Bonanzaville USA USA Explore 40-plus buildings (such as a general store, log cabin, blacksmith shop and saloon) that simulate life when “bonanza” farms—huge acreages, most of which grew wheat—ruled the prairies in the late 1800s.

Downtown Fargo Street Fair Downtown buzzes in mid-July, with 250 booths of goods handmade by artists from across the country. Billed as North Dakota's largest free outdoor event, it also has plenty of fair-style food.

Fargo Air Museum Volunteer guides explain the history of the airplanes on display, from a replica of the Wright Brothers’ Flyer to an unmanned drone with a 100-foot wingspan.

Fargo-Moorhead Visitors Center Grab a fur-lined bomber hat and pose with the wood chipper from the Coen brothers' cult-classic film Fargo.

Fargo Theatre The marquee of this restored 1926 Art Deco spot announces its independent films, concerts and other live events.

Fargo Theatre.

Hjemkomst Center In neighboring Moorhead, Minnesota, a full-scale replica of a Viking ship stands as the centerpiece of this museum. Other exhibits include a re-creation of an ancient stave church.

Plains Art Museum The sunny former International Harvester building houses a collection of 4,000 pieces, including contemporary Native American art. Admission is free.

Unglued The indie emporium stocks handmade goods—think a brick-and-mortar Etsy—from 250 local and regional artists.

Zandbroz Variety Coffee-table books and titles by local and regional authors fill shelves in this independent bookshop, which branches out to include jewelry, tableware and gifts.

Red River Market Every Saturday from mid-July to October, enjoy fresh produce, live music and food trucks along 1st Avenue. Be sure to check out the area’s evolving street art scene.


46 North Pints and Provisions Downtown’s newest gastropub dishes a fresh take on fare such as fish and chips, plus a rye flight and cocktails. Try the Hired Man (beer and a shot).

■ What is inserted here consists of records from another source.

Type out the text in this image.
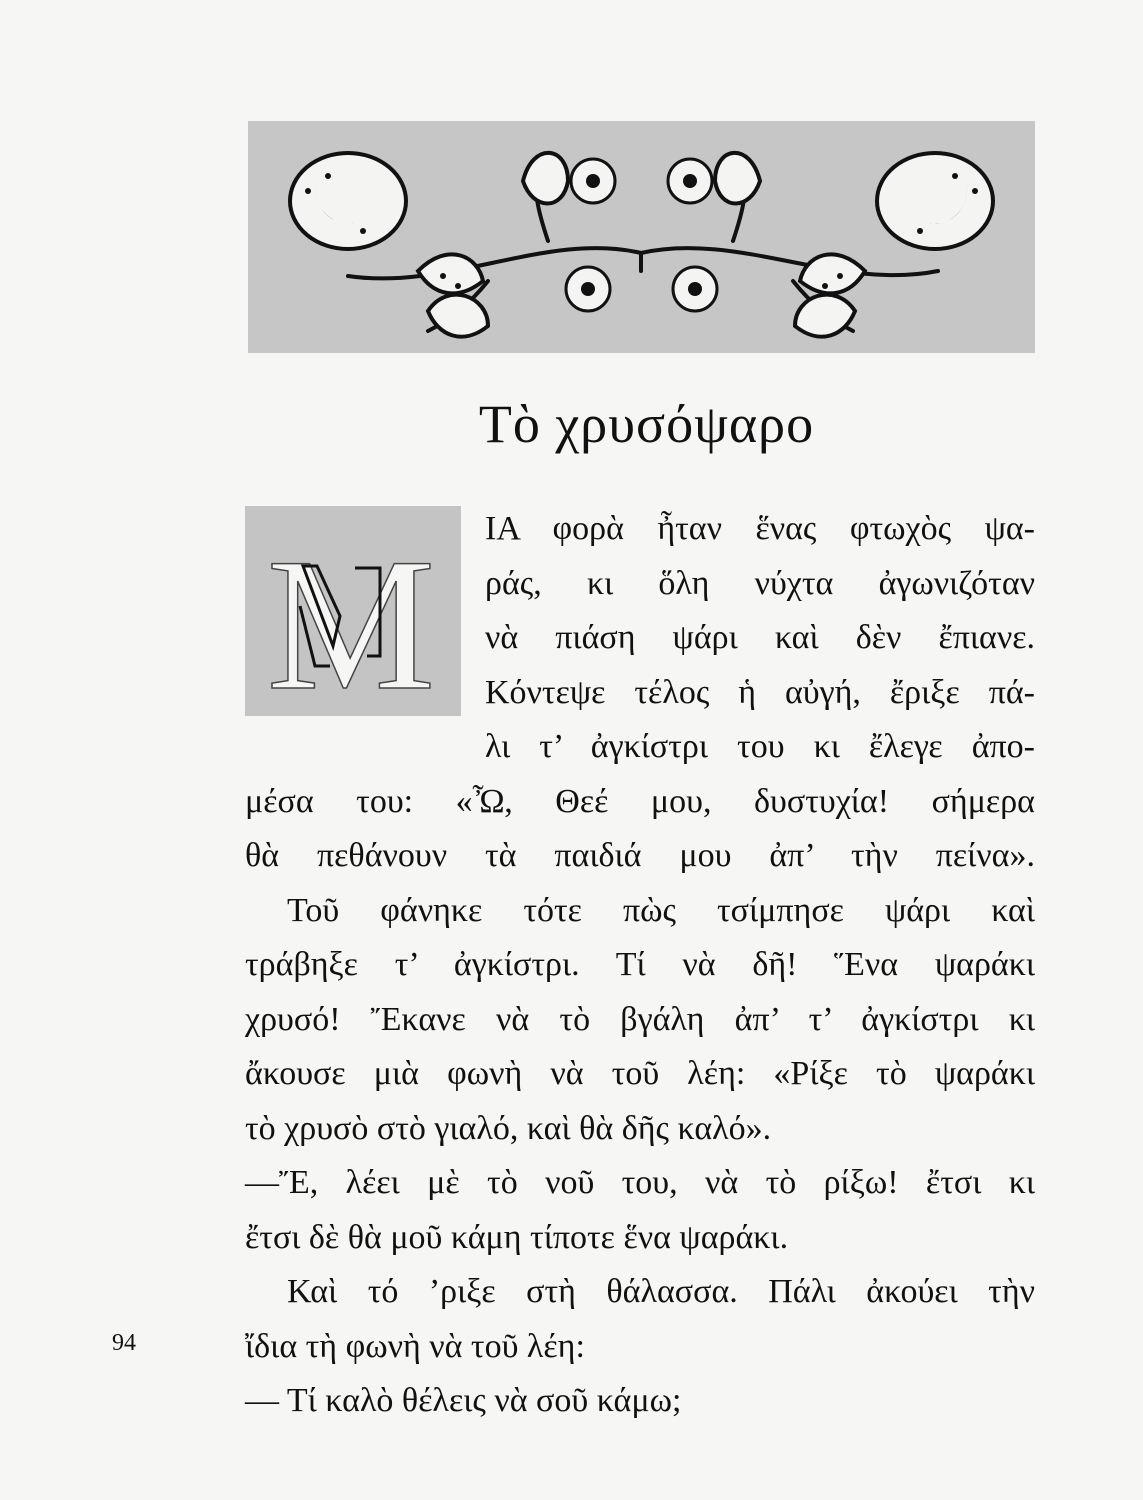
Τὸ χρυσόψαρο
Μ	ΙΑ φορὰ ἦταν ἕνας φτωχὸς ψα-
ράς, κι ὅλη νύχτα ἀγωνιζόταν
νὰ πιάση ψάρι καὶ δὲν ἔπιανε.
Κόντεψε τέλος ἡ αὐγή, ἔριξε πά-
λι τ’ ἀγκίστρι του κι ἔλεγε ἀπο-
μέσα του: «Ὦ, Θεέ μου, δυστυχία! σήμερα
θὰ πεθάνουν τὰ παιδιά μου ἀπ’ τὴν πείνα».
Τοῦ φάνηκε τότε πὼς τσίμπησε ψάρι καὶ
τράβηξε τ’ ἀγκίστρι. Τί νὰ δῆ! Ἕνα ψαράκι
χρυσό! Ἔκανε νὰ τὸ βγάλη ἀπ’ τ’ ἀγκίστρι κι
ἄκουσε μιὰ φωνὴ νὰ τοῦ λέη: «Ρίξε τὸ ψαράκι
τὸ χρυσὸ στὸ γιαλό, καὶ θὰ δῆς καλό».
—Ἔ, λέει μὲ τὸ νοῦ του, νὰ τὸ ρίξω! ἔτσι κι
ἔτσι δὲ θὰ μοῦ κάμη τίποτε ἕνα ψαράκι.
Καὶ τό ’ριξε στὴ θάλασσα. Πάλι ἀκούει τὴν
ἴδια τὴ φωνὴ νὰ τοῦ λέη:
— Τί καλὸ θέλεις νὰ σοῦ κάμω;
94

Blackbird Woodfire Soft, chewy crusts with North Dakota flour support premium toppings on wood-fired pizzas.

Bernbaum’s Nordic flavors—lamb with lingonberries, smoked trout salad—combine with Jewish standbys like matzo ball soup and swoon-inducing bagels at a new Broadway location.

Brewhalla Drekker Brewing Company's new location features a taproom, event space and patio in a restored 1880s railroad building. Try bold brews like Techno Viking.

Ishtar Mediterranean Cuisine Meals like chicken shawarma, stuffed grape leaves and lentil rice reflect the international flavors that entrepreneurial immigrants are bringing to the city. Ishtar Mediterranean Cuisine's Facebook Page

Luna Fargo Creative fare might include duck breast with bok choy and wild blueberries. Purple Rain ice cream? Don’t ask—just eat.

Mezzaluna Fine dining spotlights pan-seared salmon and bison meatloaf. Staffers at the U-shape marble bar shake up high-end cocktails.

Twenty Below Coffee Company The owners call their shop a "radically inclusive" space. On some days, that might mean a potluck lunch at the community table for anyone who brings food.

Wild Terra Cider and Brewing Sip on-tap ciders and kombucha teas in a former stable converted to a loft-like cidery with reclaimed wood.

Wild Terra Cider and Brewing. Photo courtesy of Wild Terra.


Hotel Donaldson Regional art adorns the 17 rooms in this 1893 brick hotel. The HoDo Restaurant serves smoked bison hanger steak as well as daily vegan creations. ​

Sky Prairie Lounge at Hotel Donaldson.

Element Fargo Stylish rooms, bright public spaces, a 24-hour fitness center and pool offer a welcoming stay.